Gottman and his team have studied romantic relationships extensively over a period of 40 years. He is perhaps best-known for his claim that he can predict with 94% accuracy whether your relationship will succeed or fail based on a few minutes of interaction between you and your partner!
His research studied thousands of couples’ interactions in his ‘love lab’, a retreat-type environment set up with cameras to film couples in as close to a natural environment as possible. Through this he identified four major factors that spell disaster for any relationship. He called these (rather memorably) ‘The Four Horsemen of the Apocalypse’ and they are:
Criticism – Pointing out your partner’s faults as personality defects, looking for what they’re doing wrong and making blaming statements and accusations
Contempt – Expressing a sense of superiority, which could be in the form of mocking, teasing, name-calling or eye-rolling
Defensiveness – Responding to issues your partner raises with a counter-attack, refusing to take responsibility for your own part in a situation
Stonewalling – Shutting your partner out, emotionally withdrawing and refusing to listen
Don’t panic if you recognise some of these very common behaviours in yourself or your partner. None of us are perfect! Gottman claims that it is the ratio of positive to negative interactions that is key. In the thousands of couples he studied, he found that those with healthy and happy relationships tend to have a ratio of 5 positive interactions to 1 negative. In this sense each relationship has a kind of ‘emotional bank balance’ where every positive gesture or exchange makes a deposit into that account and every negative one makes a withdrawal. The overall ‘bank balance’ is a reflection of the state of health of your relationship.
We can build that ‘bank balance’ in many different ways, including expressions of gratitude, kindness and appreciation, and what Gottman refers to as ‘turning towards’ your partner’s bids for connection. A bid for connection is any attempt your partner makes to engage with you, which could be as simple as ‘look at this’, to which you can respond by turning towards (‘ah yes I see it’) or turning away (‘not now, can’t you see I’m busy’). These may seem like very small and insignificant moments, but a relationship is ultimately made up of a lifetime of small moments.
Gottman also outlines antidotes to the ‘4 horsemen of the apocalypse’ which we can learn to put into practice to improve our relationships. These include:
Use a gentle start up – If you have an issue you need to raise, rather than starting the conversation with criticism of the other person (‘you never do the dishes, you’re so lazy’), start with an ‘I’ statement expressing your own needs (‘I feel stressed when the kitchen’s a mess’).
Build appreciation and respect –The antidote to contempt is to build a culture in your relationship of expressing positive feelings and gratitude, whilst developing more skilful ways of expressing your needs and feelings, as in the example above.

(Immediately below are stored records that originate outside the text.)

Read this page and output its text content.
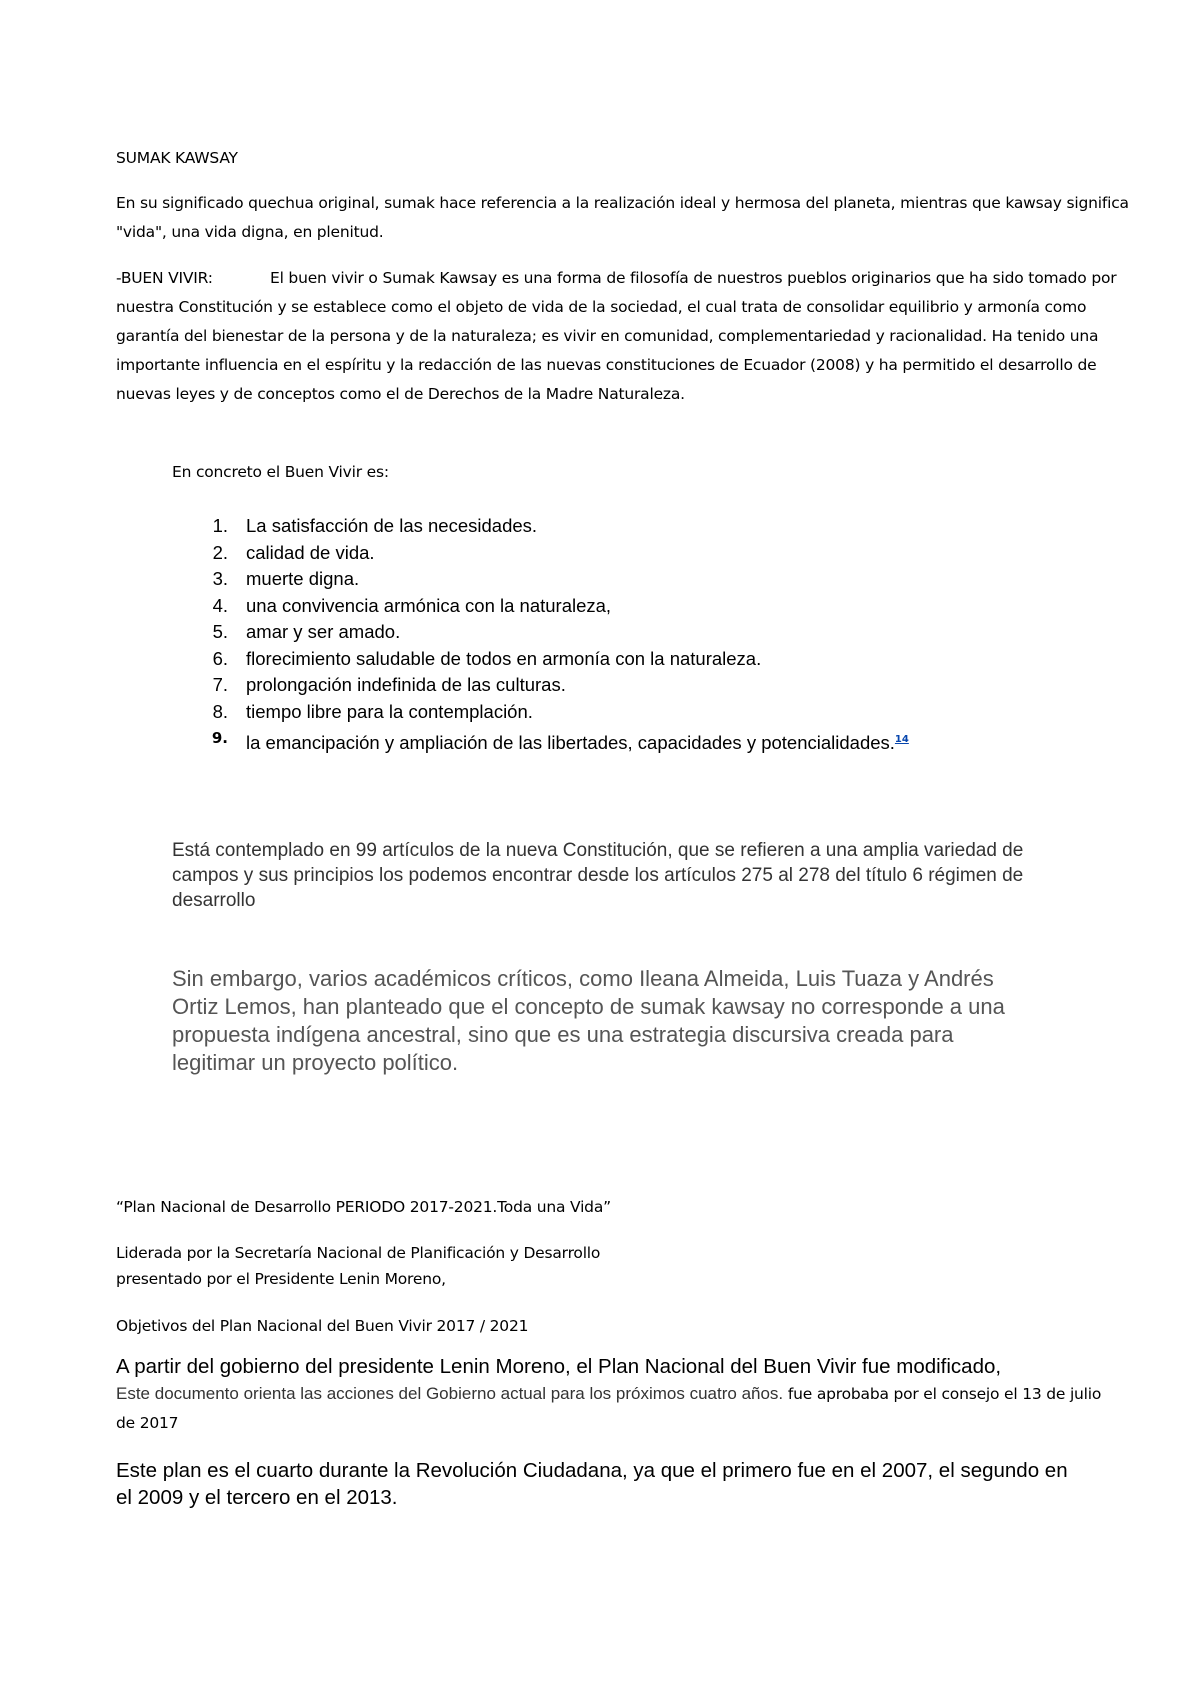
SUMAK KAWSAY

En su significado quechua original, sumak hace referencia a la realización ideal y hermosa del planeta, mientras que kawsay significa "vida", una vida digna, en plenitud.

-BUEN VIVIR:	El buen vivir o Sumak Kawsay es una forma de filosofía de nuestros pueblos originarios que ha sido tomado por nuestra Constitución y se establece como el objeto de vida de la sociedad, el cual trata de consolidar equilibrio y armonía como garantía del bienestar de la persona y de la naturaleza; es vivir en comunidad, complementariedad y racionalidad. Ha tenido una importante influencia en el espíritu y la redacción de las nuevas constituciones de Ecuador (2008) y ha permitido el desarrollo de nuevas leyes y de conceptos como el de Derechos de la Madre Naturaleza.

En concreto el Buen Vivir es:

1. La satisfacción de las necesidades.
2. calidad de vida.
3. muerte digna.
4. una convivencia armónica con la naturaleza,
5. amar y ser amado.
6. florecimiento saludable de todos en armonía con la naturaleza.
7. prolongación indefinida de las culturas.
8. tiempo libre para la contemplación.
9. la emancipación y ampliación de las libertades, capacidades y potencialidades.$^{14}$

Está contemplado en 99 artículos de la nueva Constitución, que se refieren a una amplia variedad de campos y sus principios los podemos encontrar desde los artículos 275 al 278 del título 6 régimen de desarrollo

Sin embargo, varios académicos críticos, como Ileana Almeida, Luis Tuaza y Andrés Ortiz Lemos, han planteado que el concepto de sumak kawsay no corresponde a una propuesta indígena ancestral, sino que es una estrategia discursiva creada para legitimar un proyecto político.

“Plan Nacional de Desarrollo PERIODO 2017-2021.Toda una Vida”

Liderada por la Secretaría Nacional de Planificación y Desarrollo
presentado por el Presidente Lenin Moreno,

Objetivos del Plan Nacional del Buen Vivir 2017 / 2021

A partir del gobierno del presidente Lenin Moreno, el Plan Nacional del Buen Vivir fue modificado,
Este documento orienta las acciones del Gobierno actual para los próximos cuatro años. fue aprobaba por el consejo el 13 de julio de 2017

Este plan es el cuarto durante la Revolución Ciudadana, ya que el primero fue en el 2007, el segundo en el 2009 y el tercero en el 2013.
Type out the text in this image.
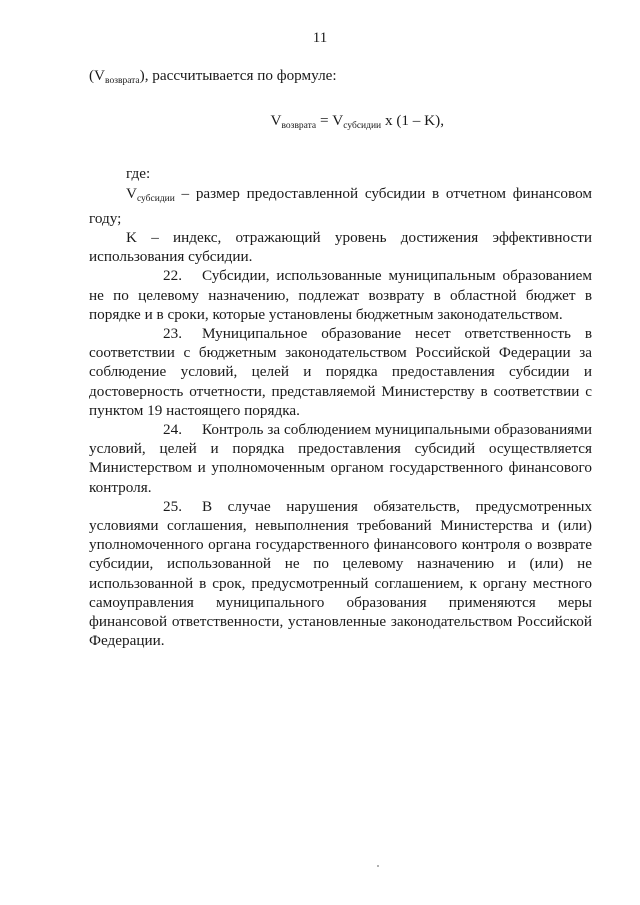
11

$(V_{возврата})$, рассчитывается по формуле:

$V_{возврата} = V_{субсидии}$ x (1 – K),

где:

$V_{субсидии}$ – размер предоставленной субсидии в отчетном финансовом году;

K – индекс, отражающий уровень достижения эффективности использования субсидии.

22. Субсидии, использованные муниципальным образованием не по целевому назначению, подлежат возврату в областной бюджет в порядке и в сроки, которые установлены бюджетным законодательством.

23. Муниципальное образование несет ответственность в соответствии с бюджетным законодательством Российской Федерации за соблюдение условий, целей и порядка предоставления субсидии и достоверность отчетности, представляемой Министерству в соответствии с пунктом 19 настоящего порядка.

24. Контроль за соблюдением муниципальными образованиями условий, целей и порядка предоставления субсидий осуществляется Министерством и уполномоченным органом государственного финансового контроля.

25. В случае нарушения обязательств, предусмотренных условиями соглашения, невыполнения требований Министерства и (или) уполномоченного органа государственного финансового контроля о возврате субсидии, использованной не по целевому назначению и (или) не использованной в срок, предусмотренный соглашением, к органу местного самоуправления муниципального образования применяются меры финансовой ответственности, установленные законодательством Российской Федерации.
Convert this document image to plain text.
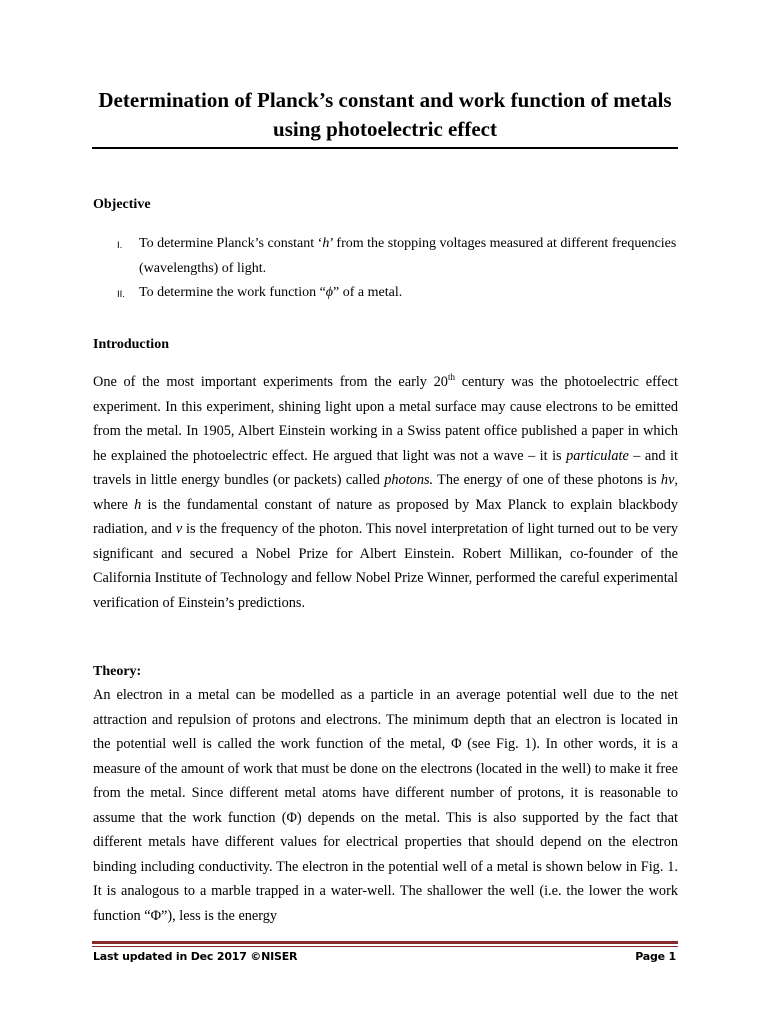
Determination of Planck’s constant and work function of metals using photoelectric effect
Objective
I. To determine Planck’s constant ‘h’ from the stopping voltages measured at different frequencies (wavelengths) of light.
II. To determine the work function “ϕ” of a metal.
Introduction

One of the most important experiments from the early 20th century was the photoelectric effect experiment. In this experiment, shining light upon a metal surface may cause electrons to be emitted from the metal. In 1905, Albert Einstein working in a Swiss patent office published a paper in which he explained the photoelectric effect. He argued that light was not a wave – it is particulate – and it travels in little energy bundles (or packets) called photons. The energy of one of these photons is hν, where h is the fundamental constant of nature as proposed by Max Planck to explain blackbody radiation, and ν is the frequency of the photon. This novel interpretation of light turned out to be very significant and secured a Nobel Prize for Albert Einstein. Robert Millikan, co-founder of the California Institute of Technology and fellow Nobel Prize Winner, performed the careful experimental verification of Einstein’s predictions.

Theory:

An electron in a metal can be modelled as a particle in an average potential well due to the net attraction and repulsion of protons and electrons. The minimum depth that an electron is located in the potential well is called the work function of the metal, Φ (see Fig. 1). In other words, it is a measure of the amount of work that must be done on the electrons (located in the well) to make it free from the metal. Since different metal atoms have different number of protons, it is reasonable to assume that the work function (Φ) depends on the metal. This is also supported by the fact that different metals have different values for electrical properties that should depend on the electron binding including conductivity. The electron in the potential well of a metal is shown below in Fig. 1. It is analogous to a marble trapped in a water-well. The shallower the well (i.e. the lower the work function “Φ”), less is the energy

Last updated in Dec 2017 ©NISER	Page 1
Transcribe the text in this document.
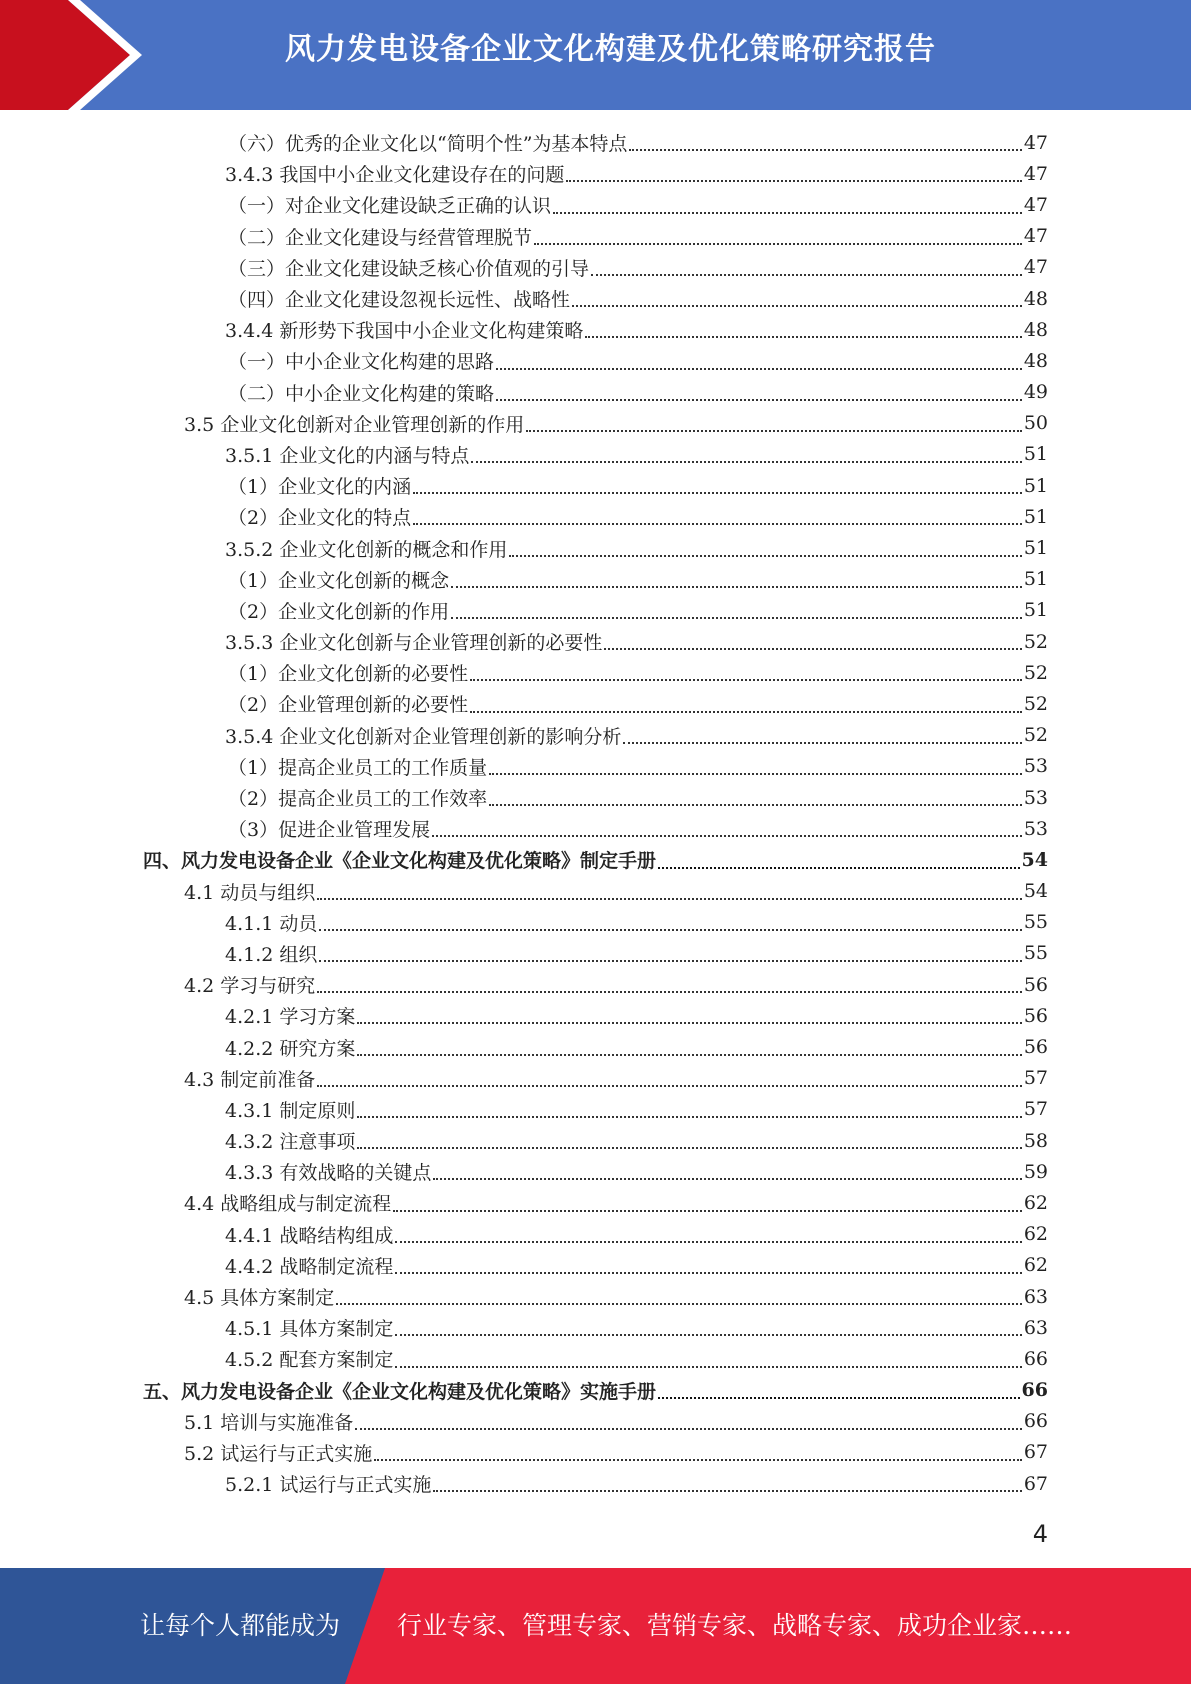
风力发电设备企业文化构建及优化策略研究报告
（六）优秀的企业文化以“简明个性”为基本特点	47
3.4.3 我国中小企业文化建设存在的问题	47
（一）对企业文化建设缺乏正确的认识	47
（二）企业文化建设与经营管理脱节	47
（三）企业文化建设缺乏核心价值观的引导	47
（四）企业文化建设忽视长远性、战略性	48
3.4.4 新形势下我国中小企业文化构建策略	48
（一）中小企业文化构建的思路	48
（二）中小企业文化构建的策略	49
3.5 企业文化创新对企业管理创新的作用	50
3.5.1 企业文化的内涵与特点	51
（1）企业文化的内涵	51
（2）企业文化的特点	51
3.5.2 企业文化创新的概念和作用	51
（1）企业文化创新的概念	51
（2）企业文化创新的作用	51
3.5.3 企业文化创新与企业管理创新的必要性	52
（1）企业文化创新的必要性	52
（2）企业管理创新的必要性	52
3.5.4 企业文化创新对企业管理创新的影响分析	52
（1）提高企业员工的工作质量	53
（2）提高企业员工的工作效率	53
（3）促进企业管理发展	53
四、风力发电设备企业《企业文化构建及优化策略》制定手册	54
4.1 动员与组织	54
4.1.1 动员	55
4.1.2 组织	55
4.2 学习与研究	56
4.2.1 学习方案	56
4.2.2 研究方案	56
4.3 制定前准备	57
4.3.1 制定原则	57
4.3.2 注意事项	58
4.3.3 有效战略的关键点	59
4.4 战略组成与制定流程	62
4.4.1 战略结构组成	62
4.4.2 战略制定流程	62
4.5 具体方案制定	63
4.5.1 具体方案制定	63
4.5.2 配套方案制定	66
五、风力发电设备企业《企业文化构建及优化策略》实施手册	66
5.1 培训与实施准备	66
5.2 试运行与正式实施	67
5.2.1 试运行与正式实施	67
4
让每个人都能成为 行业专家、管理专家、营销专家、战略专家、成功企业家……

Accept responsibility for your part of the problem – Rather than a defensive response, it can be helpful to admit that there may be a kernel of truth in your partner’s position (as well as your own position). This goes a long way towards stopping conflicts from escalating by allowing each person to feel heard and validated in their point of view.
Learn physiological self-soothing – When there’s conflict in a relationship we can very easily be triggered into a ‘fight or flight’ response in the body. This is the body’s in-built stress response, the response that makes our heart-rate and breathing increase, or our palms sweat . When we are in fight or flight mode, our perceptions of the world around us become very narrow (focused on the perceived threat) and we lose our capacity to listen and see the bigger picture. This is usually what’s happening when someone starts to stonewall their partner. Learning to take time out from an argument and calm the body’s physiology (through slow breathing, taking a walk etc) enables us to return to the discussion in a more open and balanced state of mind, allowing us to stay emotionally connected to our partner, even in the midst of a conflict.
The overall take home message is that conflict and anger are a normal part of a committed relationship, but it is how we tackle these challenging conversations that makes the difference. So if you want to increase the chances of a satisfying relationship and reduce the risk of a relationship apocalypse, look out for the 4 horsemen showing up and work on building your ‘bank account’ of positive interactions.